As Blackmon rose to speak against the bill she may have done so as her final speech before the body. After serving more than two decades in the Senate, with her service split by a roughly 12-year gap, Blackmon is retiring at the end of session. She compared the bill to the legislation that the state passed following Reconstruction to limit the rights of its Black citizens.

"The Black Codes were enacted after Reconstruction, when we thought we were free, and somehow some way the legislature found a way to institute some codes to keep us in bondage," Blackmon said. "We were free, and all of the Black Codes and all of those Jim Crow laws put us back in our place. We're being told, right now, in the 21st Century, your place is still where it was after Reconstruction."

Wiggins defended the bill as an attempt to do nothing but help the people of Jackson. He recalled a story of two women who visited the capital from out of state, stayed at a downtown hotel and later told him that they were scared to walk the few blocks to the capitol building. He then had members of the Senate who have been victims of crime in Jackson raise their hands.

"We invite people to our great state, and to our great capital, and that's the image they walk away from," Wiggins said. "We cannot let it continue."

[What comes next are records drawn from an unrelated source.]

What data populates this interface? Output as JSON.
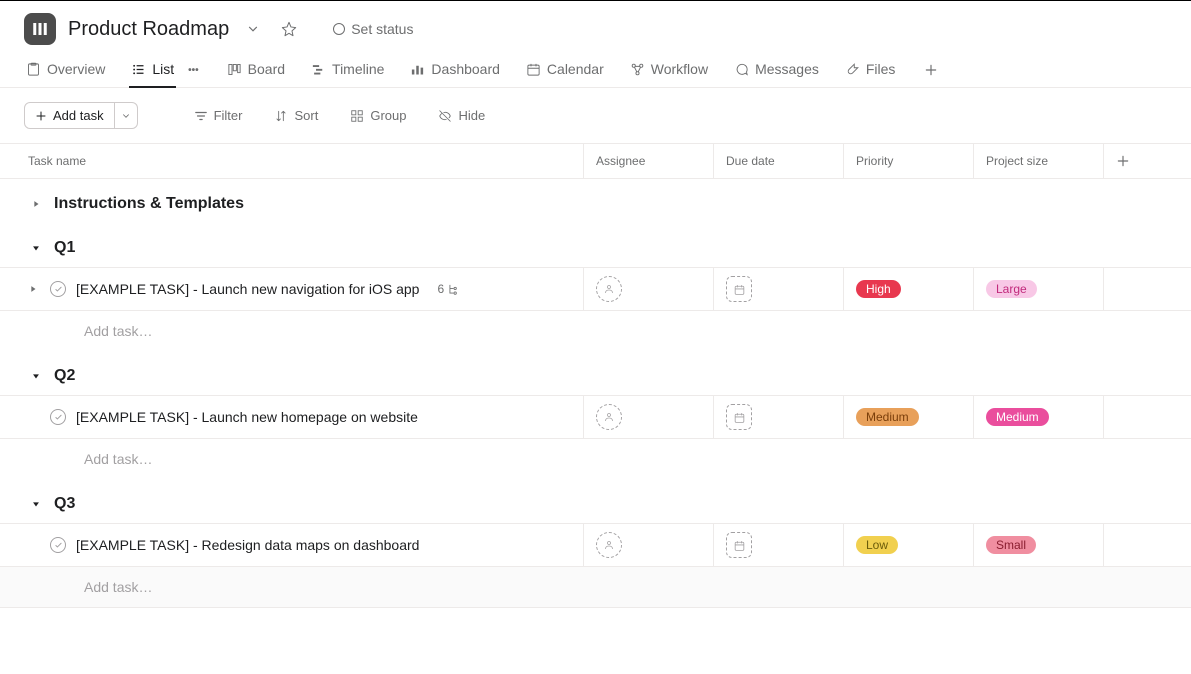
{
  "header": {
    "title": "Product Roadmap",
    "set_status_label": "Set status"
  },
  "tabs": [
    {
      "id": "overview",
      "label": "Overview"
    },
    {
      "id": "list",
      "label": "List"
    },
    {
      "id": "board",
      "label": "Board"
    },
    {
      "id": "timeline",
      "label": "Timeline"
    },
    {
      "id": "dashboard",
      "label": "Dashboard"
    },
    {
      "id": "calendar",
      "label": "Calendar"
    },
    {
      "id": "workflow",
      "label": "Workflow"
    },
    {
      "id": "messages",
      "label": "Messages"
    },
    {
      "id": "files",
      "label": "Files"
    }
  ],
  "active_tab_index": 1,
  "toolbar": {
    "add_task": "Add task",
    "filter": "Filter",
    "sort": "Sort",
    "group": "Group",
    "hide": "Hide"
  },
  "columns": {
    "task": "Task name",
    "assignee": "Assignee",
    "due": "Due date",
    "priority": "Priority",
    "size": "Project size"
  },
  "add_task_placeholder": "Add task…",
  "sections": [
    {
      "title": "Instructions & Templates",
      "collapsed": true,
      "tasks": []
    },
    {
      "title": "Q1",
      "collapsed": false,
      "tasks": [
        {
          "name": "[EXAMPLE TASK] - Launch new navigation for iOS app",
          "has_subtasks": true,
          "subtask_count": 6,
          "priority": {
            "label": "High",
            "bg": "#e8384f",
            "fg": "#ffffff"
          },
          "size": {
            "label": "Large",
            "bg": "#f8c8e6",
            "fg": "#c12a7c"
          }
        }
      ]
    },
    {
      "title": "Q2",
      "collapsed": false,
      "tasks": [
        {
          "name": "[EXAMPLE TASK] - Launch new homepage on website",
          "has_subtasks": false,
          "priority": {
            "label": "Medium",
            "bg": "#e8a05a",
            "fg": "#7a3e0a"
          },
          "size": {
            "label": "Medium",
            "bg": "#ea4e9d",
            "fg": "#ffffff"
          }
        }
      ]
    },
    {
      "title": "Q3",
      "collapsed": false,
      "tasks": [
        {
          "name": "[EXAMPLE TASK] - Redesign data maps on dashboard",
          "has_subtasks": false,
          "priority": {
            "label": "Low",
            "bg": "#f1d04f",
            "fg": "#6b5c0a"
          },
          "size": {
            "label": "Small",
            "bg": "#f08ea0",
            "fg": "#8a1d2f"
          }
        }
      ]
    }
  ]
}
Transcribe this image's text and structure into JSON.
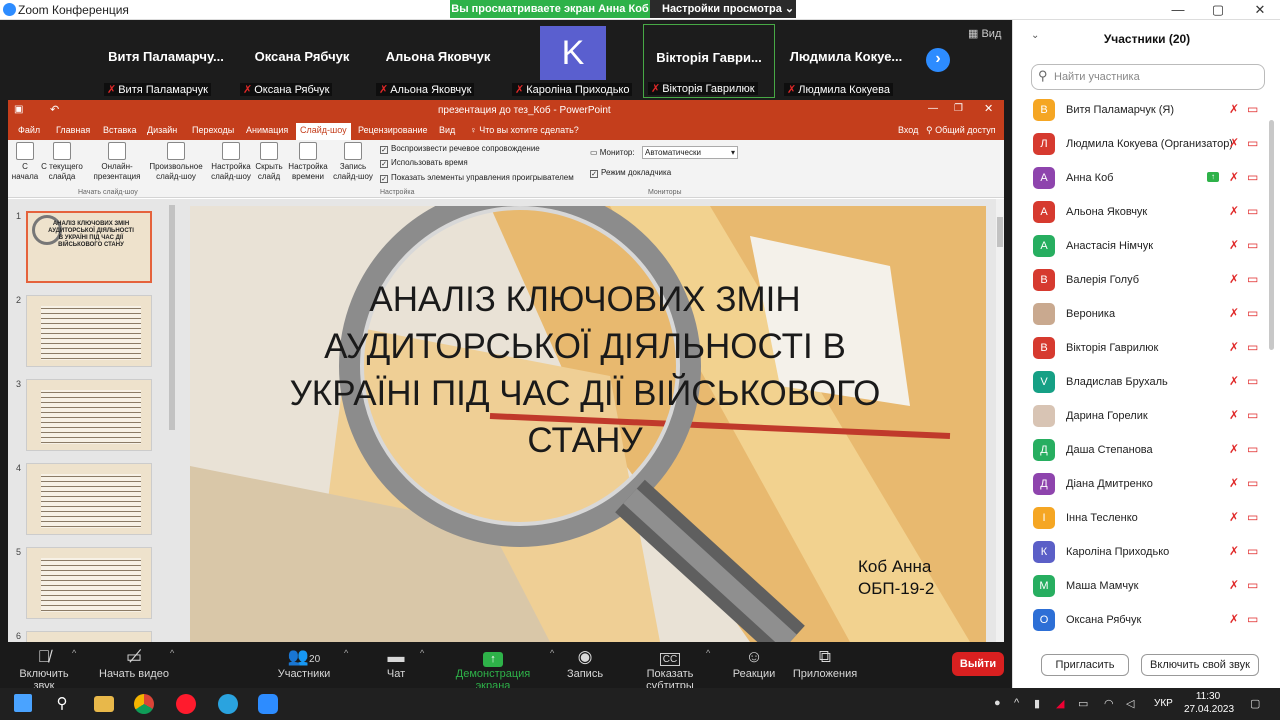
{
  "window": {
    "title": "Zoom Конференция",
    "min": "—",
    "max": "▢",
    "close": "✕"
  },
  "share_banner": {
    "text": "Вы просматриваете экран Анна Коб",
    "options": "Настройки просмотра"
  },
  "gallery": {
    "view_label": "Вид",
    "tiles": [
      {
        "name": "Витя  Паламарчу...",
        "label": "Витя Паламарчук"
      },
      {
        "name": "Оксана Рябчук",
        "label": "Оксана Рябчук"
      },
      {
        "name": "Альона Яковчук",
        "label": "Альона Яковчук"
      },
      {
        "avatar": "K",
        "label": "Кароліна Приходько"
      },
      {
        "name": "Вікторія  Гаври...",
        "label": "Вікторія Гаврилюк"
      },
      {
        "name": "Людмила  Кокуе...",
        "label": "Людмила Кокуева"
      }
    ]
  },
  "powerpoint": {
    "title": "презентация до тез_Коб - PowerPoint",
    "tabs": [
      "Файл",
      "Главная",
      "Вставка",
      "Дизайн",
      "Переходы",
      "Анимация",
      "Слайд-шоу",
      "Рецензирование",
      "Вид"
    ],
    "search": "Что вы хотите сделать?",
    "login": "Вход",
    "share": "Общий доступ",
    "buttons": [
      "С начала",
      "С текущего слайда",
      "Онлайн-презентация",
      "Произвольное слайд-шоу",
      "Настройка слайд-шоу",
      "Скрыть слайд",
      "Настройка времени",
      "Запись слайд-шоу"
    ],
    "checks": [
      "Воспроизвести речевое сопровождение",
      "Использовать время",
      "Показать элементы управления проигрывателем"
    ],
    "monitor_label": "Монитор:",
    "monitor_value": "Автоматически",
    "presenter": "Режим докладчика",
    "groups": [
      "Начать слайд-шоу",
      "Настройка",
      "Мониторы"
    ],
    "slide_numbers": [
      "1",
      "2",
      "3",
      "4",
      "5",
      "6"
    ],
    "thumb1_title": "АНАЛІЗ КЛЮЧОВИХ ЗМІН АУДИТОРСЬКОЇ ДІЯЛЬНОСТІ В УКРАЇНІ ПІД ЧАС ДІЇ ВІЙСЬКОВОГО СТАНУ",
    "slide": {
      "title": "АНАЛІЗ КЛЮЧОВИХ ЗМІН АУДИТОРСЬКОЇ ДІЯЛЬНОСТІ В УКРАЇНІ ПІД ЧАС ДІЇ ВІЙСЬКОВОГО СТАНУ",
      "author": "Коб Анна",
      "group": "ОБП-19-2"
    }
  },
  "participants": {
    "title": "Участники (20)",
    "search_placeholder": "Найти участника",
    "list": [
      {
        "initial": "В",
        "name": "Витя Паламарчук (Я)",
        "color": "#f5a623"
      },
      {
        "initial": "Л",
        "name": "Людмила Кокуева (Организатор)",
        "color": "#d63a2f"
      },
      {
        "initial": "А",
        "name": "Анна Коб",
        "color": "#8e44ad",
        "sharing": true
      },
      {
        "initial": "А",
        "name": "Альона Яковчук",
        "color": "#d63a2f"
      },
      {
        "initial": "А",
        "name": "Анастасія Німчук",
        "color": "#27ae60"
      },
      {
        "initial": "В",
        "name": "Валерія Голуб",
        "color": "#d63a2f"
      },
      {
        "initial": "",
        "name": "Вероника",
        "color": "#c9a98f"
      },
      {
        "initial": "В",
        "name": "Вікторія Гаврилюк",
        "color": "#d63a2f"
      },
      {
        "initial": "V",
        "name": "Владислав Брухаль",
        "color": "#16a085"
      },
      {
        "initial": "",
        "name": "Дарина Горелик",
        "color": "#d8c4b4"
      },
      {
        "initial": "Д",
        "name": "Даша Степанова",
        "color": "#27ae60"
      },
      {
        "initial": "Д",
        "name": "Діана Дмитренко",
        "color": "#8e44ad"
      },
      {
        "initial": "І",
        "name": "Інна Тесленко",
        "color": "#f5a623"
      },
      {
        "initial": "К",
        "name": "Кароліна Приходько",
        "color": "#5b5fc7"
      },
      {
        "initial": "М",
        "name": "Маша Мамчук",
        "color": "#27ae60"
      },
      {
        "initial": "О",
        "name": "Оксана Рябчук",
        "color": "#2d6fd6"
      }
    ],
    "invite": "Пригласить",
    "unmute": "Включить свой звук"
  },
  "toolbar": {
    "audio": "Включить звук",
    "video": "Начать видео",
    "participants": "Участники",
    "participants_count": "20",
    "chat": "Чат",
    "share": "Демонстрация экрана",
    "record": "Запись",
    "captions": "Показать субтитры",
    "reactions": "Реакции",
    "apps": "Приложения",
    "leave": "Выйти"
  },
  "taskbar": {
    "lang": "УКР",
    "time": "11:30",
    "date": "27.04.2023"
  }
}
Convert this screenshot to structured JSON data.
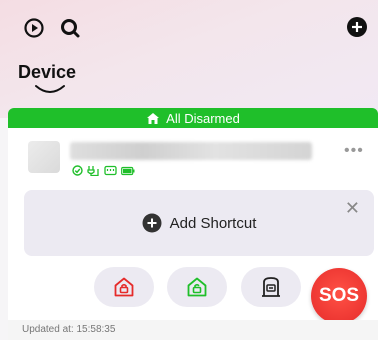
{
  "header": {
    "title": "Device",
    "icons": {
      "history": "history-icon",
      "search": "search-icon",
      "add": "add-icon"
    }
  },
  "status": {
    "label": "All Disarmed",
    "icon": "home-icon",
    "color": "#1fbf2a"
  },
  "device": {
    "status_icons": [
      "online-check-icon",
      "power-plug-icon",
      "network-icon",
      "battery-icon"
    ],
    "more_label": "•••"
  },
  "shortcut": {
    "label": "Add Shortcut",
    "close_label": "✕"
  },
  "modes": [
    {
      "name": "arm-away-icon",
      "color": "#e52b2a"
    },
    {
      "name": "arm-home-icon",
      "color": "#1fbf2a"
    },
    {
      "name": "disarm-icon",
      "color": "#222222"
    }
  ],
  "sos": {
    "label": "SOS",
    "color": "#e52b2a"
  },
  "footer": {
    "updated": "Updated at: 15:58:35"
  }
}
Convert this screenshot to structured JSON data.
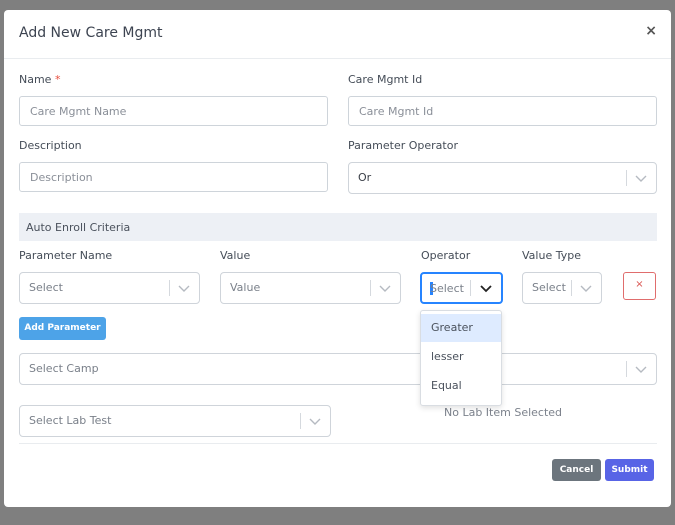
{
  "modal": {
    "title": "Add New Care Mgmt",
    "close_glyph": "×"
  },
  "form": {
    "name": {
      "label": "Name",
      "required_mark": "*",
      "placeholder": "Care Mgmt Name"
    },
    "care_mgmt_id": {
      "label": "Care Mgmt Id",
      "placeholder": "Care Mgmt Id"
    },
    "description": {
      "label": "Description",
      "placeholder": "Description"
    },
    "parameter_operator": {
      "label": "Parameter Operator",
      "value": "Or"
    }
  },
  "auto_enroll": {
    "section_title": "Auto Enroll Criteria",
    "columns": {
      "parameter_name": "Parameter Name",
      "value": "Value",
      "operator": "Operator",
      "value_type": "Value Type"
    },
    "row": {
      "parameter_name_placeholder": "Select",
      "value_placeholder": "Value",
      "operator_placeholder": "Select",
      "value_type_placeholder": "Select",
      "remove_glyph": "×"
    },
    "operator_options": [
      "Greater",
      "lesser",
      "Equal"
    ],
    "operator_highlighted": "Greater",
    "add_parameter_label": "Add Parameter"
  },
  "camp": {
    "placeholder": "Select Camp"
  },
  "lab": {
    "placeholder": "Select Lab Test",
    "empty_text": "No Lab Item Selected"
  },
  "footer": {
    "cancel_label": "Cancel",
    "submit_label": "Submit"
  },
  "colors": {
    "overlay": "#7f7f7f",
    "primary": "#5864e6",
    "add_button": "#4da3e8",
    "cancel_button": "#6c757d",
    "danger": "#d9534f",
    "focus_border": "#2684ff"
  },
  "icons": [
    "close-icon",
    "chevron-down-icon"
  ]
}
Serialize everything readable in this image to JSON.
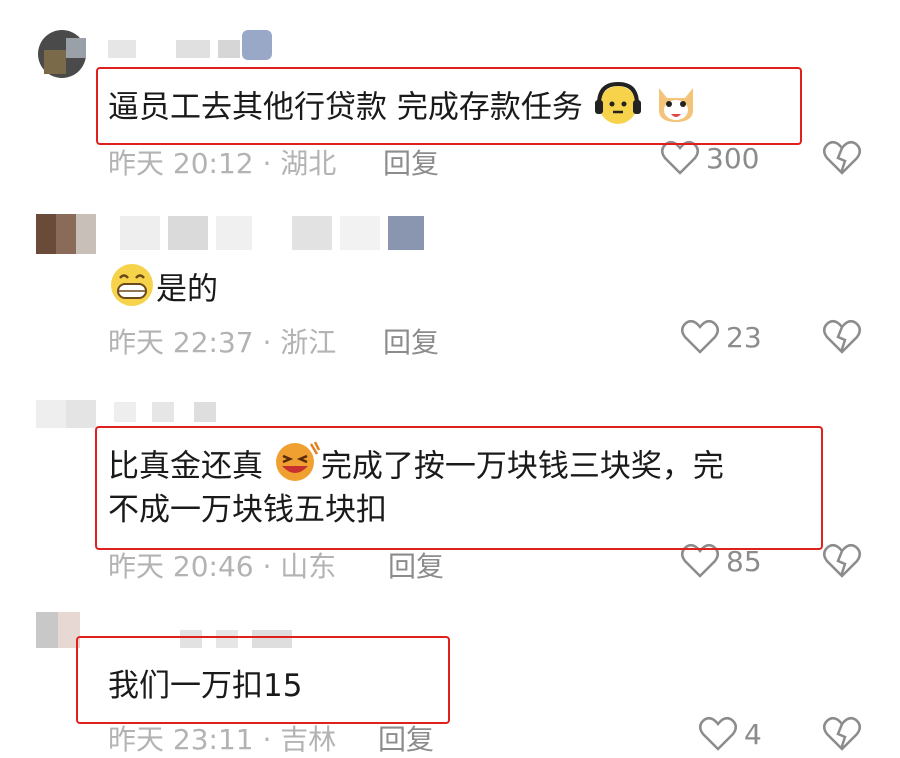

Wiggins said he respects Blackmon, but that "she's mighty good at getting the headlines."

"We have to stop the divisive race baiting that goes on when all we're trying to do is help our fellow Mississippians," Wiggins said.

Wiggins said there is a "real story" that national media don't tell about Mississippi, which includes helping each other after natural disasters like the recent tornadoes and like what he experienced when Hurricane Katrina brought significant damage and loss of life to his district. He also said there are many things that Jackson should be proud of, including a civil rights museum which he said the legislature helped pay for.

Outside of HB 1020, the legislature also seems to be at an impasse over a number of budget bills, including how to fund public education. When the chambers adjourned Wednesday, Speaker of the House Philip Gunn and Lt. Gov. Delbert Hosemann said an agreement had been reached. Reports flowed in that the agreement would include a roughly $100 million increase in state education funding, which would be less than what Hosemann and Senate leaders had sought, but more than the House position.

By Thursday morning, though, things seemed less clear. The education budget was skipped on both chambers' calendars, and with the House leaving for the day it will not see a vote there until Friday at the earliest. Before adjournment, Gunn told members to have their reports completed by 8 p.m. so they could be voted on in the morning.

One budget bill that did pass was funding for DPS, which included funds to purchase body cameras for Capitol Police. That bill also opened the possibility of DPS allocating money to JPD, if JPD and Capitol Police agree to an operational agreement within the CCID.